The 41-page National Water Policy presented in the Council of Common Interest (CCI) on Tuesday is a comprehensive policy in that it covers drought and floods, which have alternately plagued Pakistan in recent years; its recommendations are succinct and, if implemented, would go a long way in meeting the looming water crisis which, according to a report by United Nations Development Programme, is a much greater issue than terrorism and has projected that Pakistan would dry up by 2025. With just seven years remaining, the Policy urges the government to allocate at least 10 percent of Federal Public Sector Development Programme (PSDP) on the water sector which should be increased to 20 percent gradually by 2030.
The Policy was prepared under the revised directives/suggestions by Sartaj Aziz, Deputy Chairman of the Planning Commission, with the requisite education and experience required to deal with the issue. The policy architects claim that the provinces were consulted; however, Business Recorder was informed by Senator Muhammad Usman Khan Kakar from Balochistan, and Nawab Yousaf Talpur from Sindh, that no such consultations took place. Be that as it may, the two men maintained that Balochistan and Sindh requested the PML-N government in the centre to allocate funds for water projects to their capitals - Quetta and Karachi - or else they would dry up and there would be mass migrations to other parts of the country. The two men proposed multi-billion rupee mega water projects to be launched under the umbrella of the China Pakistan Economic Corridor. Talpur also pointed out that during a parliamentary committee meeting, Chairman Indus River System Authority Syed Mazhar Ali Shah admitted that water is being distributed to the provinces on a three-tier formula rather than on the 1991 Water Accord, a concern for Sindh province voiced in 2010 by the then Sindh Irrigation Minister Murad Ali Shah.
Former Senator Muhammad Mohsin Khan Leghari from Punjab pointed out that to date there has been no proper planning in terms of dealing with water issues and added that there is massive corruption in the sector and unscrupulous profiteers are profiting from water inadequacy.

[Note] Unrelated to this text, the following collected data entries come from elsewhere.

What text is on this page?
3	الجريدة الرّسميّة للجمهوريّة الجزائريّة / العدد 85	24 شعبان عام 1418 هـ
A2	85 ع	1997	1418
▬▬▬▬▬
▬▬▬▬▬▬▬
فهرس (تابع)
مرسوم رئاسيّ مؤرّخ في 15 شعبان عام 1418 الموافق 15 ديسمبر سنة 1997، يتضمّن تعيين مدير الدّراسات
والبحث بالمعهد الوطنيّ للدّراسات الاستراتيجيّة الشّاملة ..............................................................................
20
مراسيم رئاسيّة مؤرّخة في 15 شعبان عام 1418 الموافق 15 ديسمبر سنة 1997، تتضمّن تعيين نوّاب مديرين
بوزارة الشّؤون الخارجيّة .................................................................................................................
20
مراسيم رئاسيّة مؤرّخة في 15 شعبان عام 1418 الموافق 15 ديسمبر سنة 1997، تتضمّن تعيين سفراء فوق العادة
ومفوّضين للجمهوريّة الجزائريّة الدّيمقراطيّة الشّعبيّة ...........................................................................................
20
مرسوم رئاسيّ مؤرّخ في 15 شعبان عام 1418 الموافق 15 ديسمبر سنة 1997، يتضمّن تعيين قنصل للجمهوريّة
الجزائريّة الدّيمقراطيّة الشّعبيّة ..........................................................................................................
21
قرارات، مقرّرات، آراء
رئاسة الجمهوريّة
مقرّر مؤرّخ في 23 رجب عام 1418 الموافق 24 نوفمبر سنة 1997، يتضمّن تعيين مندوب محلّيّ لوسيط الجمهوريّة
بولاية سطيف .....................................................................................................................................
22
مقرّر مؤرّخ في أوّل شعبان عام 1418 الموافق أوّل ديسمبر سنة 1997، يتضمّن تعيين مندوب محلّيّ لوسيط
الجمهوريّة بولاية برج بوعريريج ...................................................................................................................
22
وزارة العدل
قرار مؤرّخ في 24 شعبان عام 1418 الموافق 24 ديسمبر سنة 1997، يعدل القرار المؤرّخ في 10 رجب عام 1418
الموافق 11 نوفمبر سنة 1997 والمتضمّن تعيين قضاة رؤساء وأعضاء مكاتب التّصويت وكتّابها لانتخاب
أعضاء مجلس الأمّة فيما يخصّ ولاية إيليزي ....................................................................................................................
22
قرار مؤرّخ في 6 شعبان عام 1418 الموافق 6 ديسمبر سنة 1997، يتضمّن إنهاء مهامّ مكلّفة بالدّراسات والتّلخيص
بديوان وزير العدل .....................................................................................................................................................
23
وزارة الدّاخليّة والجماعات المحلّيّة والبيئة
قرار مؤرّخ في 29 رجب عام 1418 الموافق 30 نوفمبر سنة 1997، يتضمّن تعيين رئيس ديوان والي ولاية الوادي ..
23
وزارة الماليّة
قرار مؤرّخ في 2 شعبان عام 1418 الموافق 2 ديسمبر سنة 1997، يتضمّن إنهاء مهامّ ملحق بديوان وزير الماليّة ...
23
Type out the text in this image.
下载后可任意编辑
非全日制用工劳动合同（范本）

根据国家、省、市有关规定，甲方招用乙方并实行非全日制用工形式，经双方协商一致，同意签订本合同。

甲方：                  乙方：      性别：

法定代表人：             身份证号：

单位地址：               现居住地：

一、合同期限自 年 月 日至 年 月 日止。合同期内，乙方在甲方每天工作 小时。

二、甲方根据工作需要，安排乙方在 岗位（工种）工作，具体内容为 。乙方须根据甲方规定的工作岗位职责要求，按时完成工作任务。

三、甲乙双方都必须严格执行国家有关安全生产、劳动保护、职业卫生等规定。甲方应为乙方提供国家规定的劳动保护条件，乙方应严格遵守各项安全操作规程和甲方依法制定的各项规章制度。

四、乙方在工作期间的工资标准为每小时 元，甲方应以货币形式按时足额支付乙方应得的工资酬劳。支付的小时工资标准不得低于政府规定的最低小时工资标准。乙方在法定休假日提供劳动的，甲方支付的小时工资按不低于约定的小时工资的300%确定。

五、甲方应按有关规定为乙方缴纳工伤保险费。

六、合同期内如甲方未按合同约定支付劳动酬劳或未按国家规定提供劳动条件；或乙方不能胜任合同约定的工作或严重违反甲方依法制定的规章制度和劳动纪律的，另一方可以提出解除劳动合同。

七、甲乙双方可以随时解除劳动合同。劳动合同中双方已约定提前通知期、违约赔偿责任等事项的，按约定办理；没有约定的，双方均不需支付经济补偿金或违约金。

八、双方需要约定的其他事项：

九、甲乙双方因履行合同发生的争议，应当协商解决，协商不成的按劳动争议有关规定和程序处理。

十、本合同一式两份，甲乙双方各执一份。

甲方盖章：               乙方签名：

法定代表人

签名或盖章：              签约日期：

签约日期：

The Water Policy contains a set of relevant recommendations ranging from revitalization and restructuring of Wapda, establishment of ground water authority, conservation and efficiency (Pakistan wastes around 25 billion rupees of water every year), storage (requiring the building of dams as well as reservoirs on a war footing), investment, capacity building of water sector institutions, and establishment of National Water Council (as the federal government must play a lead role in facilitating regulations to ensure efficient and sustainable use of ground water, industrial use and waste water management).
The Policy also mentions the negative impact of climate change responsible for an increasingly erratic monsoon and the fact that Pakistan is not an upper riparian country with reference to India violating the World Bank-brokered Indus Water Treaty (IWT). It proposes that a mechanism be worked out for sharing trans-boundary aquifers and joint watershed management which is unlikely with Narendra Modi's India. However, international experts maintain that while the focus of Pakistan's successive governments has been on highlighting Indian recalcitrance in conforming to the spirit of the IWT yet not a single administration has focused on domestic measures that would mitigate the dire prognosis of Pakistan drying up by 2025.
True that the water scarcity issue is global with the ongoing UN organised World Water Forum noting that 5.7 billion people around the world may run short of drinking water yet successive Pakistani administrations have been lax in dealing with this issue. There is therefore an urgent need for the next budget (federal as well as provincial) to include appropriate allocation for the water sector, mega projects are required on a war footing, conservation measures must be legislated and those violating them must be punished, and a greater focus must be placed on environment protection that is fuelling climate change.